Unsere Einschätzung von 242Mio€ Jahresumsatz beruht auf folgenden Kalkulationen und Annahmen:
- Die E-Paper-Erlöse der Tageszeitungen haben wir entsprechend der IVW-Meldungen (Auflagen, Anteil Abo vs. SV) und angenommenen Durchschnittspreisen (monatlich gut 19€ für E-Paper-Abos und 5€ für E-Paper Sonderverkäufe) kalkuliert.
- 113 Tageszeitungen setzen derzeit auf Paywalls. Wir unterstellen, dass im Branchenschnitt dafür ein Kundenbestand in Höhe von 1% der verkauften Zeitungsauflage erreicht wurde und weitere 5% einen Paywallzugang parallel zum Printabo bezahlen. Für die digital only Paywall-Kunden rechnen wir mit einem Monatspreis von Ø 9€. Als Durchschnittspreis für einen online Zugang im Rahmen eines Print+ Abos unterstellen wir 4€ pro Monat. (Durchschnittspreise und Quoten basieren auf eigenen Recherchen sowie aktuellen Untersuchungen diverser Organisationen und Beratungsfirmen. Wir halten sie für eher konservativ geschätzt. Die angenommenen Durchschnittspreise sind im Vergleich zum Vorjahr unverändert.)
- Für die überregionalen Zeitungen und für Bild haben wir anhand der veröffentlichten Daten (E-Paper-Auflagen und bei Bild und Welt auch IVW-Daten zu den digitalen Bezahlangeboten) eine auf den Details der veröffentlichten Auflagenstruktur und der jeweiligen individuellen Angebotspreise beruhende Abschätzung vorgenommen.

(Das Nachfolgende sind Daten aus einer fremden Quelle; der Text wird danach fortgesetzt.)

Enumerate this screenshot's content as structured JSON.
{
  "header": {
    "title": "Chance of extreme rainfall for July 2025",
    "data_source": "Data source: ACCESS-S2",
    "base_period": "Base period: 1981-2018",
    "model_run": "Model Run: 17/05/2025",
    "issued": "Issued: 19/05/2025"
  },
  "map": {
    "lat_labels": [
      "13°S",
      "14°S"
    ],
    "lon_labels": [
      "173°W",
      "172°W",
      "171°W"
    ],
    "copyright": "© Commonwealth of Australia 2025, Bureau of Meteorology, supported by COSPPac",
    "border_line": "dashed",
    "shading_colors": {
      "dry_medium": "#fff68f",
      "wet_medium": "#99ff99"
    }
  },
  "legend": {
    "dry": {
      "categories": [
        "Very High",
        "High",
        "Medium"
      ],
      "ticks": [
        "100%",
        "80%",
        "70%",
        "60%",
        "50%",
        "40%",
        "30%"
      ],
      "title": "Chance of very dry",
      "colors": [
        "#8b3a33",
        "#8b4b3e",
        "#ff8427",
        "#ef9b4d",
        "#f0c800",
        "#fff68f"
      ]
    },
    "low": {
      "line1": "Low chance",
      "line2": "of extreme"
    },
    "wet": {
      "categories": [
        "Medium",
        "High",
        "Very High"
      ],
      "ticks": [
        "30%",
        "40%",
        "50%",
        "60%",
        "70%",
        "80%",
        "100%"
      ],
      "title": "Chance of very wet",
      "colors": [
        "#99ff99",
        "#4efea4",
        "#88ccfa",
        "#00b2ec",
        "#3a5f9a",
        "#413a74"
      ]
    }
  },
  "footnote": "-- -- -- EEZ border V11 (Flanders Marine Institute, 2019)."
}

- Für die Abschätzung der Paid Content Erlöse der Zeitschriften haben wir zunächst die Erlöse aus dem Verkauf von E-Papern ermittelt. Von den fast 700.000 durchschnittlich pro Ausgabe verkauften E-Papern entfallen in diesem Presse-Segment nur rund 20% auf stark ermäßigte Sonderverkäufe. Allerdings erscheinen Zeitschriften zu sehr unterschiedlichen Preisen und unterschiedlich häufig. Für die Kalkulation haben wir einen repräsentativen Mittelwert heran gezogen. Basis für dessen Berechnung sind Durchschnittswerte, die wir aus einem proportional gewichteten Mix der meistverkaufenden Zeitschriften und einer Stichprobe aus allen übrigen Titeln berechnet haben. Unser ‘Durchschnitts E-Paper’ kostet hier knapp 6,75? pro Monat im regulären Abo und 1,35€ im rabattierten Verkauf.
- Für die unübersichtlichen Paywall- und App-Angebote aller Zeitschriften haben wir pauschal einen Jahreserlös von knapp 28Mio€ angenommen. Aufgrund fehlender Gesamtmarktdaten sehen wir hier den mit der höchsten Unsicherheit behafteten Teil unserer Marktanalyse. Der unterstellte Gesamtumsatz ist mit 28 Mio€ nach unserer Einschätzung eher konservativ beziffert. Gegenüber der Vorjahresschätzung von 20Mio? haben wir eine Steigerung von 39% unterstellt, die den Durchschnittswert uns bekannter Paid Content-Angebote (nicht E-Paper!) in diesem Zeitraum abbildet.